Before rewriting all of your CSS selectors based on some "guidelines" you might have found on the web, it's really important to measure the performance of your webpage first. Don't make your selectors unnecessarily complicated because someone somewhere said that a particular selector was slow. Instead, measure the performance of your page, make sure that CSS is having a negative impact, improve your code, and then measure again!

So, now, how do you know if CSS is having a negative impact, and how to tell which CSS selectors may be at cause?

Microsoft Edge has a very useful new feature starting with Edge version 110 called Selector Stats that can help with this. Here's how to use it:

  1. Open the Performance tool in Edge.
  2. Open the Settings of the tool by using the little cog icon in the top-right corner of the tool.
  3. Check the Enable advanced rendering instrumentation (slow) box.
  4. Start the perf recording, run through your scenario, and then stop the recording.
  5. When the profile has loaded, identify the long Recalculate Style blocks (they are purple).
  6. Click on one of them.
  7. In the details section below, the Selector Stats tab appears, click on it.

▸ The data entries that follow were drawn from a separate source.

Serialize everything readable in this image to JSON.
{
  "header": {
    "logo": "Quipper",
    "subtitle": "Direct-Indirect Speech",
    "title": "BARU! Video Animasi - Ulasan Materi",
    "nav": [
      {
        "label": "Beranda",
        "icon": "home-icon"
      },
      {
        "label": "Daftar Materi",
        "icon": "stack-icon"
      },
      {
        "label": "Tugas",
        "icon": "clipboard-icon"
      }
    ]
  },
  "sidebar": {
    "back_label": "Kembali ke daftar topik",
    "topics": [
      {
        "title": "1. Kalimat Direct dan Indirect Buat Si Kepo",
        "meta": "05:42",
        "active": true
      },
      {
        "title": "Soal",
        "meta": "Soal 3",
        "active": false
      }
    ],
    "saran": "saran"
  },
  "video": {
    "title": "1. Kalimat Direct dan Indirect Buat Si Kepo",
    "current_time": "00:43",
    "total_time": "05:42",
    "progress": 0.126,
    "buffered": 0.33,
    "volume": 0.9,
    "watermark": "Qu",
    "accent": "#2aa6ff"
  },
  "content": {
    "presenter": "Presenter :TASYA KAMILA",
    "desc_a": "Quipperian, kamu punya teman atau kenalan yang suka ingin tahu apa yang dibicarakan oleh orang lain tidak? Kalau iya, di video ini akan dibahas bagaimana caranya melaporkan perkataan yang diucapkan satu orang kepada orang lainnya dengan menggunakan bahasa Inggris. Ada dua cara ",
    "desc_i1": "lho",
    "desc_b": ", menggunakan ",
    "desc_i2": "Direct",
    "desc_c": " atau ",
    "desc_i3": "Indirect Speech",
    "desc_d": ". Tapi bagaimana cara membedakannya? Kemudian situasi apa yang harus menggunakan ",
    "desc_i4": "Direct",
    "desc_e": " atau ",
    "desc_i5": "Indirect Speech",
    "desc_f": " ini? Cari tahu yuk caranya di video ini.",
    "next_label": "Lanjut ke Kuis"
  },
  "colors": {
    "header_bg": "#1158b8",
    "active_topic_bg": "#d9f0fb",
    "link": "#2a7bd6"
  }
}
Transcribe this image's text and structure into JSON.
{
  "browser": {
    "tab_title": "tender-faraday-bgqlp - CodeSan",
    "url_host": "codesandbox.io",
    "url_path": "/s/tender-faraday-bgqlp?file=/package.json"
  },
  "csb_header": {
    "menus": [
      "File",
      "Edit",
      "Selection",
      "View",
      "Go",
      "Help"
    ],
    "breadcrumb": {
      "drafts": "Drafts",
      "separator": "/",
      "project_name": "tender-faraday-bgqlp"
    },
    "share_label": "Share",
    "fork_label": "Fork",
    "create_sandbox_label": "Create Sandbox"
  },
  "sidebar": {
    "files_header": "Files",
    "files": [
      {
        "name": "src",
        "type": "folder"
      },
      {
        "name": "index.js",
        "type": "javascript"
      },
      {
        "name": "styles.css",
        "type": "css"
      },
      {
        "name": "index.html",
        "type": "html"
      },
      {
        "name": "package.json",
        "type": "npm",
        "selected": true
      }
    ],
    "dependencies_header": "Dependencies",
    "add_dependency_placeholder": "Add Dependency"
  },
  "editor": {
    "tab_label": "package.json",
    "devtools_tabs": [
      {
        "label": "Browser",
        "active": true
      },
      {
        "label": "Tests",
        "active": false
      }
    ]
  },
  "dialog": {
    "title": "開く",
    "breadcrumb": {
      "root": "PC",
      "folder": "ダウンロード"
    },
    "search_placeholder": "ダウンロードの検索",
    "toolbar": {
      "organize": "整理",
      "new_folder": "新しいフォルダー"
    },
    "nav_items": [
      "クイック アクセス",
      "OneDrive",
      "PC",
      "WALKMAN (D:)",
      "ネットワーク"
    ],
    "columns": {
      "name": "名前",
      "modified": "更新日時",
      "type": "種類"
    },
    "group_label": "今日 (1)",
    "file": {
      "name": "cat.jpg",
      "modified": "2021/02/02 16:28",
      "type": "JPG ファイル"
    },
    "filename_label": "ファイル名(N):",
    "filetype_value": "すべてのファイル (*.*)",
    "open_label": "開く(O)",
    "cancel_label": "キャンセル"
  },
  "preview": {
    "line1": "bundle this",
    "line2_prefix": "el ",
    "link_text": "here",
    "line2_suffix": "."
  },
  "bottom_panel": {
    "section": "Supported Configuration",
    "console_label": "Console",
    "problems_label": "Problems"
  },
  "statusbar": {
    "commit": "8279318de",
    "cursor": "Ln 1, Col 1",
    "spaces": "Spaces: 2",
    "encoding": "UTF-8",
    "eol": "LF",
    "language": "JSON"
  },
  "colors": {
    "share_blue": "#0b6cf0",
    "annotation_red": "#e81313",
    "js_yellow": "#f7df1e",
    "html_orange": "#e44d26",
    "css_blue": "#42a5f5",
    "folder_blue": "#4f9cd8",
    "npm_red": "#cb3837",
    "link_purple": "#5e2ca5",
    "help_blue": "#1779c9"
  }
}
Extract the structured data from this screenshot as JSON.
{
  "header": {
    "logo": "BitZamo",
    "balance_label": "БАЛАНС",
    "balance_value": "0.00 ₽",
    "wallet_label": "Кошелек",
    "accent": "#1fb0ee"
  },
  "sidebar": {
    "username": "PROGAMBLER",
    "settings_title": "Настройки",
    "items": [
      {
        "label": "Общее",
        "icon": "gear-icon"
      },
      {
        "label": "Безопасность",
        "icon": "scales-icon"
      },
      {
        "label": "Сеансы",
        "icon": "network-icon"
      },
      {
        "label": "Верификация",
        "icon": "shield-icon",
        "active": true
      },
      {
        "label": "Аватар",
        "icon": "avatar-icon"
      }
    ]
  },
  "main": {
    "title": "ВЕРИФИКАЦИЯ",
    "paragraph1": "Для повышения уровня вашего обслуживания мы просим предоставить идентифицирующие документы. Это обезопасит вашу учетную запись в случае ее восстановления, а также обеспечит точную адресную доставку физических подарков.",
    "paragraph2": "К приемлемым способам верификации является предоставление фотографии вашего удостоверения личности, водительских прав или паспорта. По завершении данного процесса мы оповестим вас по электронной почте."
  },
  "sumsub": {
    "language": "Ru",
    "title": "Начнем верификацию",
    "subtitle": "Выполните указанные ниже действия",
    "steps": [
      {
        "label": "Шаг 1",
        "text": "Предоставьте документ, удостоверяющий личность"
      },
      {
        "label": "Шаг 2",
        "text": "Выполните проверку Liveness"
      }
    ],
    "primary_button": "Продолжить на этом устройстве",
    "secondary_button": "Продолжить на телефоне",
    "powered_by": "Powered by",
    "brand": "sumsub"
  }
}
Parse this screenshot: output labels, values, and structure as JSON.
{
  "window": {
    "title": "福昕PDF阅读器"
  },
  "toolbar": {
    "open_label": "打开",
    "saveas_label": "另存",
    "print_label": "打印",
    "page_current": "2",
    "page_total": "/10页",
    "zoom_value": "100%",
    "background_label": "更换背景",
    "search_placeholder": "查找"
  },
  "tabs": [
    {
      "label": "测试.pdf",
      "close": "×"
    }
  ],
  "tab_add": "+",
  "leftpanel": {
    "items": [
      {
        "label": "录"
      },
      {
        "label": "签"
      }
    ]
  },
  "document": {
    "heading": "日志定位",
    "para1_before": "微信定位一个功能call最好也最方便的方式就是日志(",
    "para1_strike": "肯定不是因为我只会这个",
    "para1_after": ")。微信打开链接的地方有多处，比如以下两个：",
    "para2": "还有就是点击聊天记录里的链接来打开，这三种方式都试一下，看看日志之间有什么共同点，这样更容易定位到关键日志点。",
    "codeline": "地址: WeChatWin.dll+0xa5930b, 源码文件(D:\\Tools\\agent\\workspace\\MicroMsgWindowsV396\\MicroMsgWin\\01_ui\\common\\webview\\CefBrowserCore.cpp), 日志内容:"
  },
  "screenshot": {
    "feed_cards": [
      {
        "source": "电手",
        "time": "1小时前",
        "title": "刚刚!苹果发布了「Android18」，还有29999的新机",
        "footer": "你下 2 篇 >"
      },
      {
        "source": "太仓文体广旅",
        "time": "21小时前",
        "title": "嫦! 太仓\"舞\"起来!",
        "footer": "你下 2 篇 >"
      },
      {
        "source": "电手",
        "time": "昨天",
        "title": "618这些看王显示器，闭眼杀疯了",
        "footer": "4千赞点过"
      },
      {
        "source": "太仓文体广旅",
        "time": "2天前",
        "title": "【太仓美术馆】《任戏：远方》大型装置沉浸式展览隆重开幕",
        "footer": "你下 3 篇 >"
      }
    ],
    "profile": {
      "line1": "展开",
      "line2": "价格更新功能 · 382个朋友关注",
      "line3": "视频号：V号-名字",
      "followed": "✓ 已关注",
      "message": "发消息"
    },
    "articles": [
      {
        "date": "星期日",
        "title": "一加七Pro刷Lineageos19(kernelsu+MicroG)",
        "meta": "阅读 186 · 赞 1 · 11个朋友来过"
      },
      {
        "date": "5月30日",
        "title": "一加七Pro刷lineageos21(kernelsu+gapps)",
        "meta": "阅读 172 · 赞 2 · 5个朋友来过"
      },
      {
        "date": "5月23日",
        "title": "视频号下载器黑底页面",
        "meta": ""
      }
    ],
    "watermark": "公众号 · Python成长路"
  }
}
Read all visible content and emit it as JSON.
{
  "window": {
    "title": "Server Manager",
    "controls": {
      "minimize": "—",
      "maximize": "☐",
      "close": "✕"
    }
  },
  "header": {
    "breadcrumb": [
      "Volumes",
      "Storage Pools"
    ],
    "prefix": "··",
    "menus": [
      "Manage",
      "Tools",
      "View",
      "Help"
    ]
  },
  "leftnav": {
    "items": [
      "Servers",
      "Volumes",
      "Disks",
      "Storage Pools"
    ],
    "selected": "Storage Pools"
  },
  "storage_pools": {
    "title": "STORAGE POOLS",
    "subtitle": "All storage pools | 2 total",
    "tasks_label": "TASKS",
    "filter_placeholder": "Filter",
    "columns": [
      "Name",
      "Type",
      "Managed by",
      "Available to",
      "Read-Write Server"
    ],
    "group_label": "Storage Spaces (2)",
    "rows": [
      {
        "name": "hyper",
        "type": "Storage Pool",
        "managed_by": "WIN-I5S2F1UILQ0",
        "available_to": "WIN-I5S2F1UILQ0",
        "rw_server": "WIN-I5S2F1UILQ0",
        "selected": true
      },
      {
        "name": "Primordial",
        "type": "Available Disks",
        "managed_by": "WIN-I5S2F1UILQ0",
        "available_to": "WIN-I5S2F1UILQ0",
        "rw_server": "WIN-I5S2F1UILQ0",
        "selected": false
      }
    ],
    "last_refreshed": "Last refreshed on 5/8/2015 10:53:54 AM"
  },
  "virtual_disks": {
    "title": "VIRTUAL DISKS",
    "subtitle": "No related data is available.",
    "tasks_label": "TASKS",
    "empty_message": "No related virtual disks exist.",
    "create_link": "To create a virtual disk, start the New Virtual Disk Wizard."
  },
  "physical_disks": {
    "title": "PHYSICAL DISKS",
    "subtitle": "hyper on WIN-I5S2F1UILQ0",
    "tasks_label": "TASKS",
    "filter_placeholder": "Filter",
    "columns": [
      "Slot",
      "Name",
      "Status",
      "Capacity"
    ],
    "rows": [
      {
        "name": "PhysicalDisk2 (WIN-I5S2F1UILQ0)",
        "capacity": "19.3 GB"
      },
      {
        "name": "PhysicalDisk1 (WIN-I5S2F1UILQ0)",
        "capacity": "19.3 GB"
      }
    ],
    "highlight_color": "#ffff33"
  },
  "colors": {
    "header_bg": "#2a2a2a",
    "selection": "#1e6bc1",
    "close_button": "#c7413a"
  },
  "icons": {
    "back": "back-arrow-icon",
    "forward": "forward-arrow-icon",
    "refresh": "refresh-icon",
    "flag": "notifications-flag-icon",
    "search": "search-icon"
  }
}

You now have access to the list of CSS selectors that got matched against the DOM tree of the web page during this style recalculation task. You can sort the table by elapsed time or match count to get an understanding of which selectors needed the most time to run.

The Edge DevTools Performance tool, showing a recorded profile with a selected Recalculate Style block, and the Selector Stats table below it.